In most of Ngugi’s works, there is an importance attached to land. in Weep Not Child Ngotho believed strongly in the prophesy of Mumbi -Gikonyo (Adam and Eve). The land was his source of hope. In the Trials of Dedan Kimathi, Kimathi struggled for the land of Kenya. Moat noticeable among others is depicted in Grain of Wheat. The reason the Mau Mau revolution was set up was not because of the existence of the Europeans in Kenya. Rather, the Europeans invaded and forcefully acquired theland which belongs to the Kenyans “ The supreme importance which the Kikuyu attach to their land has been described by Jomo Kenyatta in his anthropological treatise, Facing Mount Kenya, where implications go beyond economic: 


“As agriculturalists the Gikuyu people depend entirely on the land. It supplies them with material needs of life, through which and spiritual contentment is achieved. Communication with the ancestral spirit is perpetuated through contact with the soil in which the ancestors of the tribe lie buried. The Gikuyu considers the earth as mother.. that feeds the child through lifetime; and after death it is the soil that nurses the spirit of the dead for eternity…”


9)  Freedom:


There is one motive that inspired the blacks against the whites despite their oppression freedom. Ngugi is known as a novelist of the Gandhian message because the story of Gandhi of India is his source of inspiration. The Kenyans, as depicted in Ngugi’s A Grain Of Wheat, struggled for their freedom against oppression and foreign rule. In their struggle for freedom. Waiyaki was captured and buried alive; Kihika was captured and hanged publicly; other blacks were disposed without trial. So many blacks were restricted of their freedom:


“The soldiers beat them with truncheons… Manyan (detention camp) was divided into three different compounds: A,B and C. Every compounds was then subdivided into smaller units, each enclosing ten cells. One big cell housed six hundred men”

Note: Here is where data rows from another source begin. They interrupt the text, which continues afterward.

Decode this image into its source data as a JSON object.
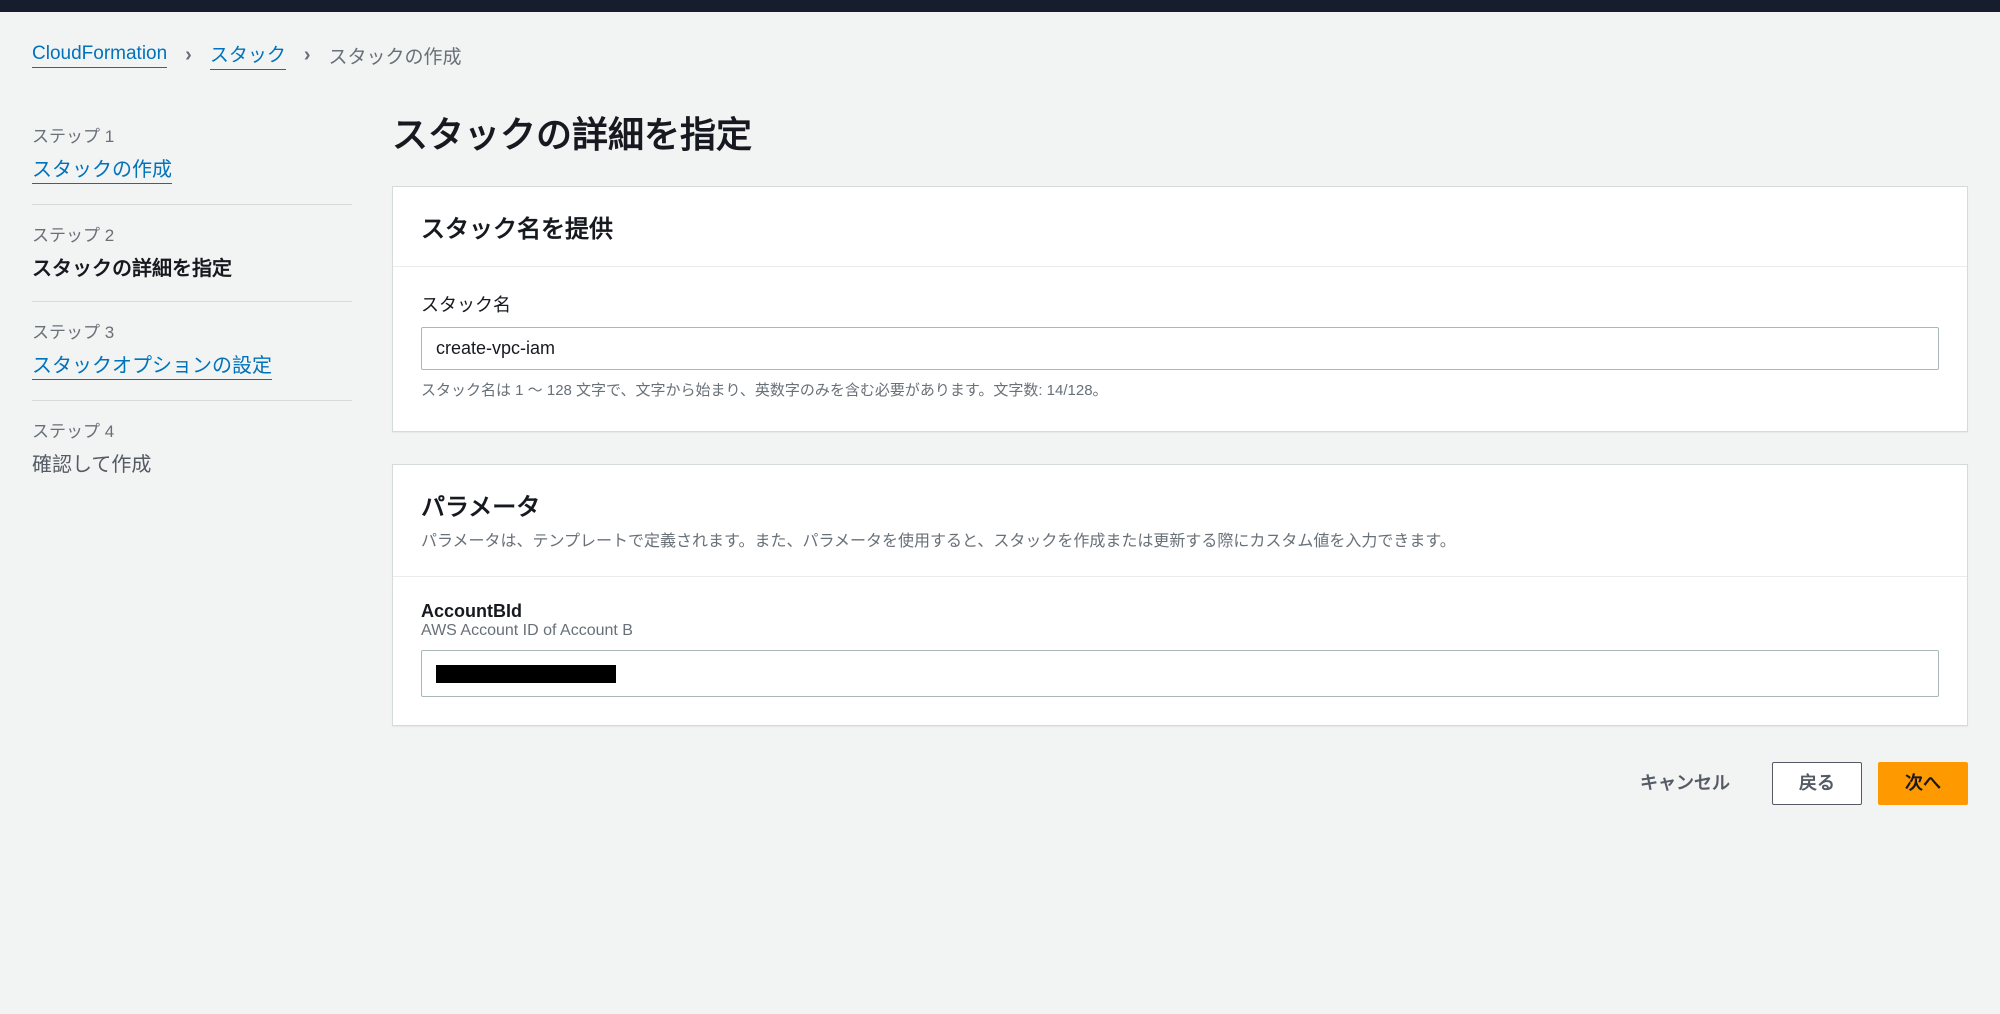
{
  "breadcrumb": {
    "root": "CloudFormation",
    "stack": "スタック",
    "current": "スタックの作成"
  },
  "sidebar": {
    "steps": [
      {
        "num": "ステップ 1",
        "title": "スタックの作成",
        "state": "link"
      },
      {
        "num": "ステップ 2",
        "title": "スタックの詳細を指定",
        "state": "active"
      },
      {
        "num": "ステップ 3",
        "title": "スタックオプションの設定",
        "state": "link"
      },
      {
        "num": "ステップ 4",
        "title": "確認して作成",
        "state": "pending"
      }
    ]
  },
  "page": {
    "title": "スタックの詳細を指定"
  },
  "stackNamePanel": {
    "heading": "スタック名を提供",
    "label": "スタック名",
    "value": "create-vpc-iam",
    "hint": "スタック名は 1 ～ 128 文字で、文字から始まり、英数字のみを含む必要があります。文字数: 14/128。"
  },
  "paramsPanel": {
    "heading": "パラメータ",
    "description": "パラメータは、テンプレートで定義されます。また、パラメータを使用すると、スタックを作成または更新する際にカスタム値を入力できます。",
    "params": [
      {
        "name": "AccountBId",
        "description": "AWS Account ID of Account B",
        "redacted": true
      }
    ]
  },
  "footer": {
    "cancel": "キャンセル",
    "back": "戻る",
    "next": "次へ"
  }
}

To estimate. Thousands of  Kenyans were restricted of their freedom. 


10)      Role Of Woman;


Ngugi Wa Thiongo’s presented the role of woman in several aspects. Woman took care of the family. Mumbi took care of Gikonyo’s mother  and her (Mumbi) son in Gikonyo’s absence. Woman were perceived as a link between the people in the village and the freedom fighters in the forest. Wambui, on an occasion, took a gun to the forest fighter. Woman also played a role of worthless people.


11)      Corruption:


Despite the colonization, corruption was not abolished. Ngugi  pictured two policemen who stopped a bus. The bus was discharged when a little settlement of money was given to the policemen. Ngugi also pictured a corruptible M.P who secretly bought a huge plot of that Gikonyo and some others have made plan for.


So, in this way the there are numbers of themes works in the novel.It shows man’s defeat from his desire.